Sebelumnya, pada 28 Desember 2016 melalui proses mediasi tripartit yang digelar pemerintah, Kementerian Ketenagakerjaan meminta SPNCI dan manajemen Chevron untuk mengikuti tujuh anjuran berikut:
1. Manajemen CGS dan CGI tetap meneruskan hubungan kerja kepada seluruh pekerja apabila terjadi divestasi.
2. Seluruh pekerja tetap terus bekerja pada CGS dan CGI apabila terjadi divestasi.
3. CGS dan CGI tidak mengurangi hak pekerja yang selama ini diberikan sampai berakhirnya PKB pada Juni 2018.
4. Seluruh pekerja harus menerima hak yang selama ini diberikan CGS dan CGI sampai berakhirnya PKB.
5. CGS dan CGI diminta membayar kompensasi pemutusan hubungan kerja (PHK) kepada seluruh pekerja dengan mengacu pada tabel besar PKB 2016‐2018 dengan masa kerja kembali dari awal yaitu 0 tahun, sebelum proses divestasi
berlangsung.
6. Seluruh pekerja menerima pembayaran kompensasi PHK dari CGS dan CGI mengacu pada tabel besar PKB 2016‐2018.
7. Kedua pihak wajib memberikan jawaban atas anjuran tersebut paling lambat 10 hari setelah menerima surat anjuran itu.
Jika salah satu pihak menolak memenuhi anjuran, maka pihak yang lain berhak melaporkan permasalahan sengketa pekerja dan perusahaan itu kepada Pengadilan Hubungan Industrial untuk diselesaikan secara hukum.
Pihak SPNCI sendiri pada 3 Januari 2016 telah menyanggupi untuk mengikuti anjuran tersebut.
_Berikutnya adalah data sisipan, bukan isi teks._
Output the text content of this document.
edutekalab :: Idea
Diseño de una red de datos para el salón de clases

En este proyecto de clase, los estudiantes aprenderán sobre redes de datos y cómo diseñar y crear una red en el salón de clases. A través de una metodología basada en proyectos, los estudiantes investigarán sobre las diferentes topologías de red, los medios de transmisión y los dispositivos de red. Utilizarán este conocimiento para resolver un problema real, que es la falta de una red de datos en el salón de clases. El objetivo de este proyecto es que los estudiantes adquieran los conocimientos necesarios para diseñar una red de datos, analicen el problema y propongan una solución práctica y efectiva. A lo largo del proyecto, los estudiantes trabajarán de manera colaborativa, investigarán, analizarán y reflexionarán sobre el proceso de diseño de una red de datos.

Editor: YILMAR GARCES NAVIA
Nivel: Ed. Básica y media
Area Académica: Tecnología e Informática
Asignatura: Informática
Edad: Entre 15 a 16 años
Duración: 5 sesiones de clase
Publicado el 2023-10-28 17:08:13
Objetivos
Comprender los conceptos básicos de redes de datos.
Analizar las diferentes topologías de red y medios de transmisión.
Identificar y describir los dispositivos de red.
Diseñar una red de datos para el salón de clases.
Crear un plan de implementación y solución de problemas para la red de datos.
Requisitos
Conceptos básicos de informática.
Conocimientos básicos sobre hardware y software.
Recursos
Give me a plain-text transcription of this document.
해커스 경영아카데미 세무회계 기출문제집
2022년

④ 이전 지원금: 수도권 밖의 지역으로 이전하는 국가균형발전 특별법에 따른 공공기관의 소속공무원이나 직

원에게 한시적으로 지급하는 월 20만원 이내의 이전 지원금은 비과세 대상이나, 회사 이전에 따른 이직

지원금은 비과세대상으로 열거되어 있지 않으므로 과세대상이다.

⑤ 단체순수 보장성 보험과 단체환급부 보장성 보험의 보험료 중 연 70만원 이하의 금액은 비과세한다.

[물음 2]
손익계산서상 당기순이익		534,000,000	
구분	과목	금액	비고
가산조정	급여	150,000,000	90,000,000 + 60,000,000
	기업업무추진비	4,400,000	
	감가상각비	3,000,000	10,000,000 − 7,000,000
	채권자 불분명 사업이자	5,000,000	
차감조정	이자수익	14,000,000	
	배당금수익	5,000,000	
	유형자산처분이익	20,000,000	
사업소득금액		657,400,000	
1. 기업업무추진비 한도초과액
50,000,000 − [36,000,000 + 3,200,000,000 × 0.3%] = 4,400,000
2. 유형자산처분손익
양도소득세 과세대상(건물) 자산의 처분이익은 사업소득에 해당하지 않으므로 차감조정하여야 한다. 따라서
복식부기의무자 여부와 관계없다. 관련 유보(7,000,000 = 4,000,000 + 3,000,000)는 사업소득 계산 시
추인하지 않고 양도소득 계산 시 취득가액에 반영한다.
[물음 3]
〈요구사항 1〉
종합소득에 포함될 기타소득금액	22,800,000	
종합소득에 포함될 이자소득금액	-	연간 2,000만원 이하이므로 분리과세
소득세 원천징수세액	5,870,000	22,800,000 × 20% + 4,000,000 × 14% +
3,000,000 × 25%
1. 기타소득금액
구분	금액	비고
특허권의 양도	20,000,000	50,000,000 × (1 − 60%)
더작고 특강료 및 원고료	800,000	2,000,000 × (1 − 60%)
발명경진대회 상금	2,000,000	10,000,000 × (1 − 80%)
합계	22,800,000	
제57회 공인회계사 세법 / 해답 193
“SPNCI telah mengirimkan jawaban resmi pada 3 Januari 2016. Secara umum SPNCI setuju dan menerima anjuran yang dikeluarkan oleh Kemenaker sehubungan dengan proses mediasi yang telah dilakukan,” kata Ketua Umum SPNCI Indra Kurniawan, Jumat (6/1) lalu.
Atas dasar itu, SPNCI meminta manajemen Chevron untuk mentaati anjuran Kemenaker yang pada intinya mewajibkan perusahaan untuk membayarkan hak para pekerja sesuai Perjanjian Kerja Bersama (PKB) yang telah dibuat sebelumnya.
Jika pihak Chevron setuju dengan anjuran tersebut, Kemenaker menurutnya juga akan memfasilitasi dibuatnya Perjanjian Bersama menyangkut hal‐hal yang tercakup dalam anjuran tersebut.
“Namun SPNCI tetap siap apabila Chevron melakukan gugatan atas anjuran Kemenaker di Pengadilan Hubungan Industrial (PHI). SPNCI menganggap Surat anjuran merupakan bekal yang cukup kuat untuk proses pengadilan nanti,” tegasnya.